The caseworker said that, based on mother’s recent claims that she
had given birth to multiple children at the same time and that the
Department had “stolen” one of those children, she was more
concerned with mother’s behavior at the time of the hearing than at
the beginning of the case.
¶ 23 The first caseworker also testified that the Department’s
concerns about mother’s mental health and substance abuse issues
dated back to 2018, when it opened a previous case involving one of
mother’s older children based on those concerns. And the second
caseworker testified that, about a month before the termination
hearing, a court adjudicated another one of mother’s children
dependent or neglected in an ongoing case opened after this one.
The caseworker noted that her concerns about mother’s mental
health were based, in part, on mother’s testimony during that
recent adjudicatory hearing.
¶ 24 Mother argues that because she maintained contact with the
caseworker, had stable housing, attended some family time and
treatment, and tested positive for methamphetamine “very few”
12
times throughout the case, she “had proven she could sufficiently
address her treatment plan objectives . . . [if] additional time had
been provided.” But mother doesn’t explain how these facts, all of
which the juvenile court considered, negated both caseworkers’
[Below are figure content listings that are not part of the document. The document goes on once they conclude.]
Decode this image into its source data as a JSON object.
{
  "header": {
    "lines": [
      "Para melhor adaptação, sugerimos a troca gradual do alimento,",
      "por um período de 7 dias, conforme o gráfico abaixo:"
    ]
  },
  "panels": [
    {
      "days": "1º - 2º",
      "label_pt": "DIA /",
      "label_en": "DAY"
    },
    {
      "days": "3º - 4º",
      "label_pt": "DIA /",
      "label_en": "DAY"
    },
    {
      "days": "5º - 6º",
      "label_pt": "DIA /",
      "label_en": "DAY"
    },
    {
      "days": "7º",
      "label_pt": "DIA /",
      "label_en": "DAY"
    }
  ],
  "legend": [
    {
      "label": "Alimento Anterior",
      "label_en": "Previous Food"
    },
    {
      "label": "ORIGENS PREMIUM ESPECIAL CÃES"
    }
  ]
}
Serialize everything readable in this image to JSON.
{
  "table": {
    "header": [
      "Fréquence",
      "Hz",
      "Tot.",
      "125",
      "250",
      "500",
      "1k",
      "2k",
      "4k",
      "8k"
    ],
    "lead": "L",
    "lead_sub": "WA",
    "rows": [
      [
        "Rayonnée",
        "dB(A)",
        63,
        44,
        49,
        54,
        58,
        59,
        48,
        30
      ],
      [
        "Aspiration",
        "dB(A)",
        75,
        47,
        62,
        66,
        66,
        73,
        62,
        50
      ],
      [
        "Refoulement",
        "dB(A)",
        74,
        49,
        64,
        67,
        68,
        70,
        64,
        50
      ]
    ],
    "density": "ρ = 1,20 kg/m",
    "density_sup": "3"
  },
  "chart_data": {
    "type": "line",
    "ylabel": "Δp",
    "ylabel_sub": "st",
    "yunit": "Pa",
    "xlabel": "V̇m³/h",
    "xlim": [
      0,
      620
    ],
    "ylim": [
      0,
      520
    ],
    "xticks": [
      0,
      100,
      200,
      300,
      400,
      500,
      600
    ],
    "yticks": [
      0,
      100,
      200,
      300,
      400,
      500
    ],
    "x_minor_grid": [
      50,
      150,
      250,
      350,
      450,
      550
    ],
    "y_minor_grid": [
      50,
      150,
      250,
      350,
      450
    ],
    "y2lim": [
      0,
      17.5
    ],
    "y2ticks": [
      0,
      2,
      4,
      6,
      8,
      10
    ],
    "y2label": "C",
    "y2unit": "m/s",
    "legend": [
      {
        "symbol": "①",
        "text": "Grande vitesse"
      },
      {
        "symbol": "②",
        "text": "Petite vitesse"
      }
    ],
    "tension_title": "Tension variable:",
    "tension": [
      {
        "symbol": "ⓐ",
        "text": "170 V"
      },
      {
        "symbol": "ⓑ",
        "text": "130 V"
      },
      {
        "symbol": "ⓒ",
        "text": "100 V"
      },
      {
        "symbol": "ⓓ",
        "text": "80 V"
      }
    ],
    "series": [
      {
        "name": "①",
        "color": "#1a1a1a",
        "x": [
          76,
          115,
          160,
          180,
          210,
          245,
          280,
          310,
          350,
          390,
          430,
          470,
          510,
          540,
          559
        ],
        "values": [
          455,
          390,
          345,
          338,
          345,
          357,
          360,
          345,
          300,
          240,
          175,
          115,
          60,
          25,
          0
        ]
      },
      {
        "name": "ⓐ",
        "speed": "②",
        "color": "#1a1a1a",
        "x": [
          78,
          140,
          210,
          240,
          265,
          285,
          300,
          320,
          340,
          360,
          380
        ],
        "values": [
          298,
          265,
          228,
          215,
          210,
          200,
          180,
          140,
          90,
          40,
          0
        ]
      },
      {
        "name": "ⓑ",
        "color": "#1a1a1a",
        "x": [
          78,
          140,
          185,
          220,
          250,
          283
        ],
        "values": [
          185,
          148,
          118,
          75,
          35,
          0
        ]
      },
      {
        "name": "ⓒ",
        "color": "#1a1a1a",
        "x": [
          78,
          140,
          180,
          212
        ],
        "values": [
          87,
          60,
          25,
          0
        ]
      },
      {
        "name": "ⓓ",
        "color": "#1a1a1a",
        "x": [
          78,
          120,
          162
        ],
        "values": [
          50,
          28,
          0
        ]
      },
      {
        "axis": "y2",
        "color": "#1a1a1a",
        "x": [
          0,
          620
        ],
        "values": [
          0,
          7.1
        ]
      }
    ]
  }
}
opinions that mother had not been able to resolve the safety
concerns that existed at the beginning of this case and that
mother’s conduct was unlikely to change within a reasonable
amount of time. And, although mother testified, and now argues,
that transportation was a barrier throughout the case, both
caseworkers testified that mother never identified any specific
barriers to them, such as transportation. Notably, the juvenile
court found that mother’s testimony was not generally credible but
that the caseworkers’ testimony was credible. See S.Z.S., ¶ 10 (“The
credibility of the witnesses — as well as the sufficiency, probative
effect, and weight of the evidence and the inferences and
conclusions to be drawn from it — is within the juvenile court’s
province.”).
¶ 25 In sum, the juvenile court determined that mother could not
become fit within a reasonable time by considering the evidence
13
showing mother’s partial compliance and weighing it against the
contrary evidence and the child’s needs. Because the record
supports the court’s determination, we decline to disturb the
judgment.
III. Disposition
¶ 26 The judgment is affirmed.
JUDGE LIPINSKY and JUDGE SULLIVAN concur.